# Generative AI Model From Scratch

A Machine Learning model is used to make predictions based on historical data. Similarly, a Generative AI model creates new original data by learning from the historical data.

Building a generative AI model from scratch involves a dual-network setup consisting of a generator and a discriminator, unlike a typical machine learning model that usually involves a single predictive model.

In generative AI, the generator creates new data samples from random noise, while the discriminator evaluates these samples against real data to classify them as real or fake. The two networks are trained in tandem through an adversarial process where the generator aims to improve its ability to produce realistic outputs, and the discriminator enhances its accuracy in distinguishing between genuine and generated data.
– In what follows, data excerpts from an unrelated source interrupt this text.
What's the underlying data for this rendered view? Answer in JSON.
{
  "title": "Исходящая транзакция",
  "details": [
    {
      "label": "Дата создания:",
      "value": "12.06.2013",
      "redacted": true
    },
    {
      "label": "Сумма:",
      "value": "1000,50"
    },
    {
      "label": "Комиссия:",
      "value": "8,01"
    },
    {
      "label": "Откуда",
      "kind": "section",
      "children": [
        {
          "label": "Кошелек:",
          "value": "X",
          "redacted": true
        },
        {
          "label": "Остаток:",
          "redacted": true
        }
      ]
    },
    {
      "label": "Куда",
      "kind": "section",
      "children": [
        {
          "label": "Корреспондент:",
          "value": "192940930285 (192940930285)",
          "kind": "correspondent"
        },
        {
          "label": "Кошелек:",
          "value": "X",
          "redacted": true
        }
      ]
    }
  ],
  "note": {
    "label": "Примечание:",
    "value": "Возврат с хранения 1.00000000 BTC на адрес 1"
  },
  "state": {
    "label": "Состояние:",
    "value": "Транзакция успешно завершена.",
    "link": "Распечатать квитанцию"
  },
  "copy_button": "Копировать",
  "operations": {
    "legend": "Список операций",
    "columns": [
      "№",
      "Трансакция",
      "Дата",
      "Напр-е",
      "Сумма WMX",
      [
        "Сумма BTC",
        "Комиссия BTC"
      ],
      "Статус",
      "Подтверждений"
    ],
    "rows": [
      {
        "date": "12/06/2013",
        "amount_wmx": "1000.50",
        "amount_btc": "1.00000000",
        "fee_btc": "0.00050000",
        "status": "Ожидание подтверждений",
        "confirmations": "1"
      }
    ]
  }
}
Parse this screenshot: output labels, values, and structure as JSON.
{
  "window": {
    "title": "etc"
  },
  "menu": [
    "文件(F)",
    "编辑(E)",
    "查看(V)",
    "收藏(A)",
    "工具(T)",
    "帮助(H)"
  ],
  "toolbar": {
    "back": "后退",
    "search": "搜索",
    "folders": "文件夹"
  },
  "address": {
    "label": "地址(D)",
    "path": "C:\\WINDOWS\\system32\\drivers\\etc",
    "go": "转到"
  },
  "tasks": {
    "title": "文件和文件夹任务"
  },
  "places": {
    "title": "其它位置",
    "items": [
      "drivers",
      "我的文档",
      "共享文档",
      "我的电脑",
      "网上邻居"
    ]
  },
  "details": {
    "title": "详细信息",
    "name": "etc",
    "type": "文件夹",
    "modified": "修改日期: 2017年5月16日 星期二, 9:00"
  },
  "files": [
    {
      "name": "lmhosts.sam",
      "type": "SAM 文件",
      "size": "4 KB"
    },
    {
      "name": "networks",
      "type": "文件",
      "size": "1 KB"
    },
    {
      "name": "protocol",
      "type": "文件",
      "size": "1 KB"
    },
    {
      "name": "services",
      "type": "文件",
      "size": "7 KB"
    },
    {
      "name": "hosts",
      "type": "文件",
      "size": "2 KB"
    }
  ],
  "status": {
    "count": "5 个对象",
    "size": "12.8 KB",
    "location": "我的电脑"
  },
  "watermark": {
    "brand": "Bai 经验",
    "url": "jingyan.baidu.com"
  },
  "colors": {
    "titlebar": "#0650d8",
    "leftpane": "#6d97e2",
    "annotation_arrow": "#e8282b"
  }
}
**Generative Adversarial Networks (GANs)** consist of two neural networks:

**Generator**: Generates new data samples.

**Discriminator**: Evaluates whether a given data sample is real (from the training data) or fake (generated by the generator).

![image.png](attachment:c4fed896-06d7-43a2-bb92-20ec9e9d79f7.png)

The two networks are trained together in a zero-sum game: the generator tries to fool the discriminator, while the discriminator aims to accurately distinguish real from fake data.

A GAN consists of the following key components:

**Noise Vector**: A random input vector fed into the generator.

**Generator**: A neural network that transforms the noise vector into a data sample.

**Discriminator**: A neural network that classifies input data as real or fake.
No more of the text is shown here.